Restorative justice and the minimum age of criminal responsibility – #RaisetheAge
The Centre for Children’s Rights (CCR) at Queen's University Belfast are delighted to host this blog series in partnership with the Children’s Law Centre, Include Youth, NIACRO and VOYPIC. Academics within the CCR, in partnership with some of these organisations, co-hosted a seminar at Queen’s in 2015 attended by the then Minister for Justice, David Ford in which we discussed the very same issue of raising the age of criminal responsibility in Northern Ireland. It is disappointing that little has been progressed in the intervening years. This blog series represents our joint commitment to keeping debate and discussion about raising the minimum age of criminal responsibility (MACR) on the public and political agenda.
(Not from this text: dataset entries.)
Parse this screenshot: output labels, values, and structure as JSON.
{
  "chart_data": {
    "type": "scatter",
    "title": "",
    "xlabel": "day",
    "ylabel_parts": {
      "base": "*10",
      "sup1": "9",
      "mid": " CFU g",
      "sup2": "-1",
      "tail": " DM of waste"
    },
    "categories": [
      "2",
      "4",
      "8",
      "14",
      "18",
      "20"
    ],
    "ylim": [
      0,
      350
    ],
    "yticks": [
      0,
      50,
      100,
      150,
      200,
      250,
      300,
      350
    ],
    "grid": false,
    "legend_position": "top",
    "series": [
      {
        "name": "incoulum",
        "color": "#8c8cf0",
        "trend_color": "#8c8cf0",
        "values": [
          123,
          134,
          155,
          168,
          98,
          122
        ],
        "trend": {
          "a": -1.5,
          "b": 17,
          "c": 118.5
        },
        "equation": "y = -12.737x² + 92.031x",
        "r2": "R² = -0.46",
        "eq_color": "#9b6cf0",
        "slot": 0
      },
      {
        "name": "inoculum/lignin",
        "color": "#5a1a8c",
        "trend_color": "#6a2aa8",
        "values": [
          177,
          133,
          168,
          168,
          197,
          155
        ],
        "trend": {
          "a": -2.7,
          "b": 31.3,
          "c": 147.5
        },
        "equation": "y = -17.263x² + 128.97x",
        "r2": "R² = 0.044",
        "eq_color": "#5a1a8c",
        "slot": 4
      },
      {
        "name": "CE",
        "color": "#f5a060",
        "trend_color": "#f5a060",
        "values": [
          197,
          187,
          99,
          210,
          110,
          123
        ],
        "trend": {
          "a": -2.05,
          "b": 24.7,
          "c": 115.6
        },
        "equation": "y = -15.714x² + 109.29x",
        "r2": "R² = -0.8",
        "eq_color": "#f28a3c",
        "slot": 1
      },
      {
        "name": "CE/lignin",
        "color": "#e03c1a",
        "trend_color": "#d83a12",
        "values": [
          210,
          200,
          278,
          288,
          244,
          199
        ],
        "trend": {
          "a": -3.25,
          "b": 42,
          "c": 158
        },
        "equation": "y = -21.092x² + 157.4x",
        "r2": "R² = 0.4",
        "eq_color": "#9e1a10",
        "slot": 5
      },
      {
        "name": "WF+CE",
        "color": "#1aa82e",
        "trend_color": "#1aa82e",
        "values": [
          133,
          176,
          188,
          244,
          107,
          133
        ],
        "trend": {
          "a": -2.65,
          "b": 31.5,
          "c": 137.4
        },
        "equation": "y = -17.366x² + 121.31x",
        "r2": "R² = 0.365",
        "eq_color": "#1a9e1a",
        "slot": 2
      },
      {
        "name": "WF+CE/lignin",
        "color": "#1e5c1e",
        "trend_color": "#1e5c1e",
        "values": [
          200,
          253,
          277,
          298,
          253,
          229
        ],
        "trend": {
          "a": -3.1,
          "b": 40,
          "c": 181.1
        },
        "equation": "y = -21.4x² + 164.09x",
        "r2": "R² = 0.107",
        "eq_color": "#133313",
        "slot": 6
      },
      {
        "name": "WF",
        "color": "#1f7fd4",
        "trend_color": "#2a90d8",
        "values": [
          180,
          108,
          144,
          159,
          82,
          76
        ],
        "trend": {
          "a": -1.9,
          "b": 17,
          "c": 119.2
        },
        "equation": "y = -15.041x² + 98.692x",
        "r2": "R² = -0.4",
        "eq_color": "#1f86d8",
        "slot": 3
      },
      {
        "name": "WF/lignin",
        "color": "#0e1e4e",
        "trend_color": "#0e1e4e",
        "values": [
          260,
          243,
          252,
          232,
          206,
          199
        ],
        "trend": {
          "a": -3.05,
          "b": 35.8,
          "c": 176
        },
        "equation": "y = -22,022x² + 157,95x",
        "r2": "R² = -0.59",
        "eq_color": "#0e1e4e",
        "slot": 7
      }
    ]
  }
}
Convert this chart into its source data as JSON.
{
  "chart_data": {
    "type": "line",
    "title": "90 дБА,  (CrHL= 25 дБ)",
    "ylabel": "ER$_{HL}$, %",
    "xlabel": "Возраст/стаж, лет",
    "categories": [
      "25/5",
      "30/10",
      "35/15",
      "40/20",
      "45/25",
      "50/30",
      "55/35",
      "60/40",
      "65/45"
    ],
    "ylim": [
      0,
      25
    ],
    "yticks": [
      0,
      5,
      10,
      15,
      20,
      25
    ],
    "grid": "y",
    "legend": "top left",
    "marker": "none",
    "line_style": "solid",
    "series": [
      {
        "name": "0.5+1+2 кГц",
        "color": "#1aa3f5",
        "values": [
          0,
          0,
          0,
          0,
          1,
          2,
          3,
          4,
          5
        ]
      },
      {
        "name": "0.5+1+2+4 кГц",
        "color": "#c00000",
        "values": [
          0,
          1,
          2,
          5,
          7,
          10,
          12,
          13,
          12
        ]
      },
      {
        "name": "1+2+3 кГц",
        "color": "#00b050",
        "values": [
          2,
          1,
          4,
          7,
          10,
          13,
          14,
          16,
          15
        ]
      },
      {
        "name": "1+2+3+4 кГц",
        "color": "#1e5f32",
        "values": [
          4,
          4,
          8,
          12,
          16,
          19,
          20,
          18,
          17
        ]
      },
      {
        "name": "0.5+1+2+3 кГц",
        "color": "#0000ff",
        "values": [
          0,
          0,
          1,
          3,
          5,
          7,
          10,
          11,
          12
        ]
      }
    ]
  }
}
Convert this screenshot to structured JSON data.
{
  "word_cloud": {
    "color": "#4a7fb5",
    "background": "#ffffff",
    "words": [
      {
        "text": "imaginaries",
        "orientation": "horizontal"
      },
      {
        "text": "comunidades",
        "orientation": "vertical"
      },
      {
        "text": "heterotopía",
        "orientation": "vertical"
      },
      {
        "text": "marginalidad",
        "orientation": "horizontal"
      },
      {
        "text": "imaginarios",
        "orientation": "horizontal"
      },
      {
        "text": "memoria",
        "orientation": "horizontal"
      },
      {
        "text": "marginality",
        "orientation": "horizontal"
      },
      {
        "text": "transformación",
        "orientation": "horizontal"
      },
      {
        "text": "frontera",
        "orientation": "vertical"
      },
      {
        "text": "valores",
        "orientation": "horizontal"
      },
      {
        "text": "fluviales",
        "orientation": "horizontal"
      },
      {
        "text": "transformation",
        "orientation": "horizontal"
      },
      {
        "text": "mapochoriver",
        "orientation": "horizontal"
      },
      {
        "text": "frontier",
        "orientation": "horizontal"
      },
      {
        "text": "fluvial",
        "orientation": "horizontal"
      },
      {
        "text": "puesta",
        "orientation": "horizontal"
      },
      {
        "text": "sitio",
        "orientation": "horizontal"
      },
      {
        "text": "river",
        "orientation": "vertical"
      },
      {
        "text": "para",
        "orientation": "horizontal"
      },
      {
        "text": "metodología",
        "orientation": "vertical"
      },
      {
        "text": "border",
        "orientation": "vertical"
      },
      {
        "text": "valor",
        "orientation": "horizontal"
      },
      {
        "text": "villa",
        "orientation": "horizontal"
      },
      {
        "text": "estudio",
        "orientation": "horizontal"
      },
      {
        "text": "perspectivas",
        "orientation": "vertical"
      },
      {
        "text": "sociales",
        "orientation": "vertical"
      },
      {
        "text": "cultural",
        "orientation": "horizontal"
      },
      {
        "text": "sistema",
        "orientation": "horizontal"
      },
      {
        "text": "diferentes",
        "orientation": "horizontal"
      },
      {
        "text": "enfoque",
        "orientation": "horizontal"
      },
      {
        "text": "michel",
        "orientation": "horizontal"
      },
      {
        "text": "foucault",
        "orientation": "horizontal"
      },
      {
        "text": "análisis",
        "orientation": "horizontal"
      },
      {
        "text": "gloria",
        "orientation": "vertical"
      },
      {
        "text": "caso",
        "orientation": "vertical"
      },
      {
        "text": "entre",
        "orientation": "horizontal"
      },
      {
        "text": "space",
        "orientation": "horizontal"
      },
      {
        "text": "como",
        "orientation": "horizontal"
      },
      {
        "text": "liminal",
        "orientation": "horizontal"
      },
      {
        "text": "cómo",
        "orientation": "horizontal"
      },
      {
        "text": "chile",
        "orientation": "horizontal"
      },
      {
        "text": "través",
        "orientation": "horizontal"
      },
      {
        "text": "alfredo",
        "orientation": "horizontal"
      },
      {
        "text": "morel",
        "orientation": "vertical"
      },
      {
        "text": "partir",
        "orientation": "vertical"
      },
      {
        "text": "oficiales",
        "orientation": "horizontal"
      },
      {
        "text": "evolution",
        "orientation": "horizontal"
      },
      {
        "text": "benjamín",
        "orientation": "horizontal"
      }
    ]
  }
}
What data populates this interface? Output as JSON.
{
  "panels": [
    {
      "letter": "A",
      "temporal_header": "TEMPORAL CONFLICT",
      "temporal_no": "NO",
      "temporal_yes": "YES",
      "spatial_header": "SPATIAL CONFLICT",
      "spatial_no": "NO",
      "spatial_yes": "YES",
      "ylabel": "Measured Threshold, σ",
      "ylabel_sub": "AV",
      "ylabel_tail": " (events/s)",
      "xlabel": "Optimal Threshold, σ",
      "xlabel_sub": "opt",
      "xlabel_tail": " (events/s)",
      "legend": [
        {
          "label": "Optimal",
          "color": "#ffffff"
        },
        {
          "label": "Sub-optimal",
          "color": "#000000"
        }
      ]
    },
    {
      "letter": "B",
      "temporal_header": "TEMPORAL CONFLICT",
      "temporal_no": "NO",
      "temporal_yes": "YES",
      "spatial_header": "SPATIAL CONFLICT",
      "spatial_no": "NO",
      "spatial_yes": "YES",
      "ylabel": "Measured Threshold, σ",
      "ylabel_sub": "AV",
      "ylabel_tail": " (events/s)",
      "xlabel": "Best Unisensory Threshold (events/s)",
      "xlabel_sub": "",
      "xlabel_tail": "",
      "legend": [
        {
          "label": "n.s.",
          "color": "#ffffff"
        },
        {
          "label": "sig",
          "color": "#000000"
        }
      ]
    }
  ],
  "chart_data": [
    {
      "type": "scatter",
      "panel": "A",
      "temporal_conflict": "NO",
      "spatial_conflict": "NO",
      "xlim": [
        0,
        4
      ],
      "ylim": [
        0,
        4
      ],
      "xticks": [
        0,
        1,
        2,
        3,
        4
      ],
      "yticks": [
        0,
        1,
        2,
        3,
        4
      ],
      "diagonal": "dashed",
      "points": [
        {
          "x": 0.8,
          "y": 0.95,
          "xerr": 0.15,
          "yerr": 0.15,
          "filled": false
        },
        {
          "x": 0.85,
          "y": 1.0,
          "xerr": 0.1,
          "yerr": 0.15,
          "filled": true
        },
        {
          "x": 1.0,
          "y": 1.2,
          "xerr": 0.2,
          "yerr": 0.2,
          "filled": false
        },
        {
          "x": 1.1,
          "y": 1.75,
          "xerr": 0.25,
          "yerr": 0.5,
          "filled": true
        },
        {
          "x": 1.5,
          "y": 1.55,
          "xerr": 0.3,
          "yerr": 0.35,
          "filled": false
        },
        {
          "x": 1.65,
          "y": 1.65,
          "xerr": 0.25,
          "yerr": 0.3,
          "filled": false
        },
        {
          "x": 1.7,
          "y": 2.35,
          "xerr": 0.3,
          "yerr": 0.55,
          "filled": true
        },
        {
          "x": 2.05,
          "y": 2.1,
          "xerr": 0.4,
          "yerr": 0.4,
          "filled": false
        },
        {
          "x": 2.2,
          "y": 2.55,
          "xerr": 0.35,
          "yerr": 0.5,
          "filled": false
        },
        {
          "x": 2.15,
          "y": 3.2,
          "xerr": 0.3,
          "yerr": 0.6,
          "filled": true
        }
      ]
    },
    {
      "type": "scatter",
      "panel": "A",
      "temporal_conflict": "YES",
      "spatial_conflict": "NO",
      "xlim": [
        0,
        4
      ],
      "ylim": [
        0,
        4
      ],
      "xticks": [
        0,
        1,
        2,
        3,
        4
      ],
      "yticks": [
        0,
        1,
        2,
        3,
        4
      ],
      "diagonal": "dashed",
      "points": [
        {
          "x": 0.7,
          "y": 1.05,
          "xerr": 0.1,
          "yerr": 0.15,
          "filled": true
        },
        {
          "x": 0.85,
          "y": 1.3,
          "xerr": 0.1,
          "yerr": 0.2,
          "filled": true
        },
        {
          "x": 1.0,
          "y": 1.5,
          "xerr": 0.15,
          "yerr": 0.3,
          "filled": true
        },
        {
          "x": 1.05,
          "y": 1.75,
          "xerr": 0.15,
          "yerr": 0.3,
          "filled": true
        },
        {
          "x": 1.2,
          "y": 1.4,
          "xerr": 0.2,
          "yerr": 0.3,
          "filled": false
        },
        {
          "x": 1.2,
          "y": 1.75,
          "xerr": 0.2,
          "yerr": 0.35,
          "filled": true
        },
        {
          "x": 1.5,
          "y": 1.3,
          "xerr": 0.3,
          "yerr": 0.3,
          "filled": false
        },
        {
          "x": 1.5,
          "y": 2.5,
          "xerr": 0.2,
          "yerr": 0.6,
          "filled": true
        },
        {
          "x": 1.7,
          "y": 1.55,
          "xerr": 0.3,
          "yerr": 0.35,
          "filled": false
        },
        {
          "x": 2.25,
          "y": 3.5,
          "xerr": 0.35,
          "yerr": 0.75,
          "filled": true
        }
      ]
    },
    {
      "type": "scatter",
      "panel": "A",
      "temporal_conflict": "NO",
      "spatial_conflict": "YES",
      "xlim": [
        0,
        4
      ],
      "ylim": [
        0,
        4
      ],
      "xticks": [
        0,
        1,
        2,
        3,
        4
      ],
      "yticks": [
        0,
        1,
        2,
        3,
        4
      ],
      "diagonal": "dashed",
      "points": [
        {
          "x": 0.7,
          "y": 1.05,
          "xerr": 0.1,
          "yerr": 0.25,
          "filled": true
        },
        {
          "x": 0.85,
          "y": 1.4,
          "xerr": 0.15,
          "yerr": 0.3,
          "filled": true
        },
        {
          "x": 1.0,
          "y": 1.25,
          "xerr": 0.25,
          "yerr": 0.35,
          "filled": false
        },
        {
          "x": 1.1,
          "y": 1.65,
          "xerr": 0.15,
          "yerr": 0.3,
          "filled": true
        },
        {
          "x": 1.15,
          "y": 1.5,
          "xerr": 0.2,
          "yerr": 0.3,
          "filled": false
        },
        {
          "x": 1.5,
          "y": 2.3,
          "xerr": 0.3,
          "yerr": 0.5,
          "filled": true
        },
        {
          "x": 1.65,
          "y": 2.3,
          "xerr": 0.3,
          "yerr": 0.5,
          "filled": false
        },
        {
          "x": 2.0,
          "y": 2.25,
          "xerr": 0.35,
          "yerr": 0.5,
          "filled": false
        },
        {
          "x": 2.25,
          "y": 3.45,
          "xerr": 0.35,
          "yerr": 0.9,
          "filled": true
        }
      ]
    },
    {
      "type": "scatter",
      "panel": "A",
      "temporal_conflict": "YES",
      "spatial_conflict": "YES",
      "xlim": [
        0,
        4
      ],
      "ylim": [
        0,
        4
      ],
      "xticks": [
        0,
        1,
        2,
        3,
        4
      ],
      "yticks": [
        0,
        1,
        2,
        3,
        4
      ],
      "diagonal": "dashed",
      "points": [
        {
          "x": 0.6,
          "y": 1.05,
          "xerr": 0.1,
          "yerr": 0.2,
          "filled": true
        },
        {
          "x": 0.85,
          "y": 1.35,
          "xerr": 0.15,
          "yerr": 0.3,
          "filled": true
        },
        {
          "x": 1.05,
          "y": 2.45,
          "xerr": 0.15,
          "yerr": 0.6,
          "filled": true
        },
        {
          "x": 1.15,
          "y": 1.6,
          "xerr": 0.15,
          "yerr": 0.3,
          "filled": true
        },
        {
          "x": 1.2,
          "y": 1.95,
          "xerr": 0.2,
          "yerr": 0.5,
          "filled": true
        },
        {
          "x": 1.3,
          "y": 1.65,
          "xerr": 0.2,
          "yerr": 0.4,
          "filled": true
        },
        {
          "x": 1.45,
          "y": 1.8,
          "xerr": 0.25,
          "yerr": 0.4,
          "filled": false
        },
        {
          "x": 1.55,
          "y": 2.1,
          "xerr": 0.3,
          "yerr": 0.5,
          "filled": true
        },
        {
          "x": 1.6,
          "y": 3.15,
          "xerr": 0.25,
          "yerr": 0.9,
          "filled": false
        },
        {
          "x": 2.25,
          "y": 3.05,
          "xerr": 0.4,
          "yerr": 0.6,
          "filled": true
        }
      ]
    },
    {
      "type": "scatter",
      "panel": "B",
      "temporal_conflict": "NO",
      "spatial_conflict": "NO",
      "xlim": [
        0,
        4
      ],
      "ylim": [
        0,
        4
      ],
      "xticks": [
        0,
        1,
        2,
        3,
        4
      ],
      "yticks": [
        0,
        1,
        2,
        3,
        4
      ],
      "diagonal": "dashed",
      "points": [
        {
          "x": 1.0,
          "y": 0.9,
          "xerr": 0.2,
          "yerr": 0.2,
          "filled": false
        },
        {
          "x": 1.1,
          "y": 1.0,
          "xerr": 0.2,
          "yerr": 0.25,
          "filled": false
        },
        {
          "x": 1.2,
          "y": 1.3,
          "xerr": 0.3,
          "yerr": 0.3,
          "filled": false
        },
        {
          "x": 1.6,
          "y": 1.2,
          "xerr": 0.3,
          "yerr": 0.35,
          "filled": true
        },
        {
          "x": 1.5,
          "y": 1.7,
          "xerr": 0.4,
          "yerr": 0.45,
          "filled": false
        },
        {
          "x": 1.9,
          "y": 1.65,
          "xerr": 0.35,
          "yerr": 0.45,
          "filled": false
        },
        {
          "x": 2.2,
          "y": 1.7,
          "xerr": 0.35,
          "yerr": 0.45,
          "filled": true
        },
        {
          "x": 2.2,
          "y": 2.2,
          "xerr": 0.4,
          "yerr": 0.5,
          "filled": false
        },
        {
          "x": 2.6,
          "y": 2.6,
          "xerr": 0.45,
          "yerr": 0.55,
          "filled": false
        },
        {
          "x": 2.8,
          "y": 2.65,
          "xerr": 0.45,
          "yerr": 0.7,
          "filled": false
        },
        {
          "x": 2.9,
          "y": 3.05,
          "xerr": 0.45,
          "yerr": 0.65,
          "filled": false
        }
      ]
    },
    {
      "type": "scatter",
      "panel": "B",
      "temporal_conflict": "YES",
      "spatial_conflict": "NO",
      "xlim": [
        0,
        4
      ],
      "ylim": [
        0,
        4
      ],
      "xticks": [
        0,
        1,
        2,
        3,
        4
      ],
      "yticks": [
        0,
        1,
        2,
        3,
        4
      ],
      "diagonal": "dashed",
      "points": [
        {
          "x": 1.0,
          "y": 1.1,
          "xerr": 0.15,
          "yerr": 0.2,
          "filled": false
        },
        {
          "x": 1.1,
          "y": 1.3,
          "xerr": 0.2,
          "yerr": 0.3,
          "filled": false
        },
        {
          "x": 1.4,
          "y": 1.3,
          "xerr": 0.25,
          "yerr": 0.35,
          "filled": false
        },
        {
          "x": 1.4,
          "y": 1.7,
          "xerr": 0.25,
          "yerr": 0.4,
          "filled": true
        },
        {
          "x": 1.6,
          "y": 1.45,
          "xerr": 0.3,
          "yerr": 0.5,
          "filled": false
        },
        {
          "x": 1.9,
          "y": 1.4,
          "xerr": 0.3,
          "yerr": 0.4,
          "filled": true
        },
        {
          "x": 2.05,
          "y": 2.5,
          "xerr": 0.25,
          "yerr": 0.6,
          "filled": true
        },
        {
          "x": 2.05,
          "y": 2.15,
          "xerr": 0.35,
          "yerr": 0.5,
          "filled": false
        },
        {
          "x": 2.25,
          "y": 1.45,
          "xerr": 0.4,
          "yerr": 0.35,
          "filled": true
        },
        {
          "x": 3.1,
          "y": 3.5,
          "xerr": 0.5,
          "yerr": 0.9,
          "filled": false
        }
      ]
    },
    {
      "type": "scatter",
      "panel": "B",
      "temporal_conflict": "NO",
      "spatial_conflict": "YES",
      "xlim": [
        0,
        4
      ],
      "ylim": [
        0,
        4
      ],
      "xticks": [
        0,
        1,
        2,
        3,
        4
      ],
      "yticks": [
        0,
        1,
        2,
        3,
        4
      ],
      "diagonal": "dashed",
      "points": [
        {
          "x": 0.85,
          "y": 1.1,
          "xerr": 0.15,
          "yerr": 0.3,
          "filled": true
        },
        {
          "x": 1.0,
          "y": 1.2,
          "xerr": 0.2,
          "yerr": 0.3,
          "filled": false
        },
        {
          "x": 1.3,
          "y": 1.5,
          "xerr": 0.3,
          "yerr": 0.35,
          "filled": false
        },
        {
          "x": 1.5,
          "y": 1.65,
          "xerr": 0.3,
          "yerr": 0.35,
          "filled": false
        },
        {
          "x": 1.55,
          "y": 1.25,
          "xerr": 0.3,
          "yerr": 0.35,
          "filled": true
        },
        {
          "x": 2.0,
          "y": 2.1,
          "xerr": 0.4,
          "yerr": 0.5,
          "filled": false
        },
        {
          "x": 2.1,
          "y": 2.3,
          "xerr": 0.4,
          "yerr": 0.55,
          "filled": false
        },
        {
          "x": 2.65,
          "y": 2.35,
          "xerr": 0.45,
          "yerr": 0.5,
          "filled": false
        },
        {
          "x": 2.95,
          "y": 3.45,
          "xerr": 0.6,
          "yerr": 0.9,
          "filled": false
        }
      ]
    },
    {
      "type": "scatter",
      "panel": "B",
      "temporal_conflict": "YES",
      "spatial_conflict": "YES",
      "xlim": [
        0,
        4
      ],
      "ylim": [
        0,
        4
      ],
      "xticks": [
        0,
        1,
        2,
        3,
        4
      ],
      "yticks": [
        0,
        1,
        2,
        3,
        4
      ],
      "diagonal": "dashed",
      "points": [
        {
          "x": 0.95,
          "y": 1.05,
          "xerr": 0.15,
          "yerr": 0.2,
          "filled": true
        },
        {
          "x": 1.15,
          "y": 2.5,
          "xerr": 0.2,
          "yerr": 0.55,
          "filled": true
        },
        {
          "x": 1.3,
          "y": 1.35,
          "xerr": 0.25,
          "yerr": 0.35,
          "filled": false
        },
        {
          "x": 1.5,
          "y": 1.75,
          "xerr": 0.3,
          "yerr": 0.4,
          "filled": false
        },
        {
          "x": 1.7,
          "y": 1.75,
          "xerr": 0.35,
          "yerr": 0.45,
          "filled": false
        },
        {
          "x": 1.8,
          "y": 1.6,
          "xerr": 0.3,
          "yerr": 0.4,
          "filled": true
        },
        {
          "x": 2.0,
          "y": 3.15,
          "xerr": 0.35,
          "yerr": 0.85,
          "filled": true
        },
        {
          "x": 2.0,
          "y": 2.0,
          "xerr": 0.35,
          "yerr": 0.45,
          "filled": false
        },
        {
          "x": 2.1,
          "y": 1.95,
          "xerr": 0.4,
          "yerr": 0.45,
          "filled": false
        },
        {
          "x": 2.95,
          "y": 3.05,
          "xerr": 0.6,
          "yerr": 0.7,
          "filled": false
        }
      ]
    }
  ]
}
The age of criminal responsibility in Northern Ireland is 10 years old. It remains one of the lowest in Europe and around the world. The Children’s Law Centre, Include Youth, NIACRO and VOYPIC are calling for the age to be raised to 16 in line with UN recommendations.
Children are thought not to be responsible enough to buy a lottery ticket until their 16th birthday, they cannot drive a car until they are 17 years old and need to wait until they are 18 to vote, serve on a jury, get a tattoo or buy a glass of beer; but we hold 10 year old children criminally responsible.
The UN Committee on the Rights of the Child has repeatedly raised the minimum age of criminal responsibility in this jurisdiction as a serious breach of children’s rights and made clear recommendations this is raised considerably “in accordance with acceptable international standards”.
At 10 years of age, we have one of the lowest ages of criminal responsibility in the world and the lowest in Europe. In some countries such as Norway, Sweden and Portugal the age of criminal responsibility is 15 and 16.
There is a large body of international evidence telling us that 10 is far too low, and that children will not understand the full consequences of their actions until much later in their development.
When deciding how to engage with children who come in contact with the criminal justice system, we must reflect on what the best outcomes for both children and society are. If we want to prevent ‘offending’ and encourage ‘rehabilitation’, drawing children into the criminal justice system does not work.
In 2017/18, almost 30% of children with offending behaviour reoffended within one year. Children in the criminal justice system are overwhelmingly care experienced children, children with drug or alcohol problems, children with mental health needs or unmet special educational needs. The focus therefore needs to be on assessing and addressing the challenges and life experiences that led the child into contact with the law in the first place. This approach will lead to better outcomes for children, their families and society.
Evidence demonstrates that raising the age in Northern Ireland is long overdue. Government cannot continue to prevaricate, they need to comply with their children’s rights obligations, reflecting both best practice and what we now know about child brain development; children and society need urgent action.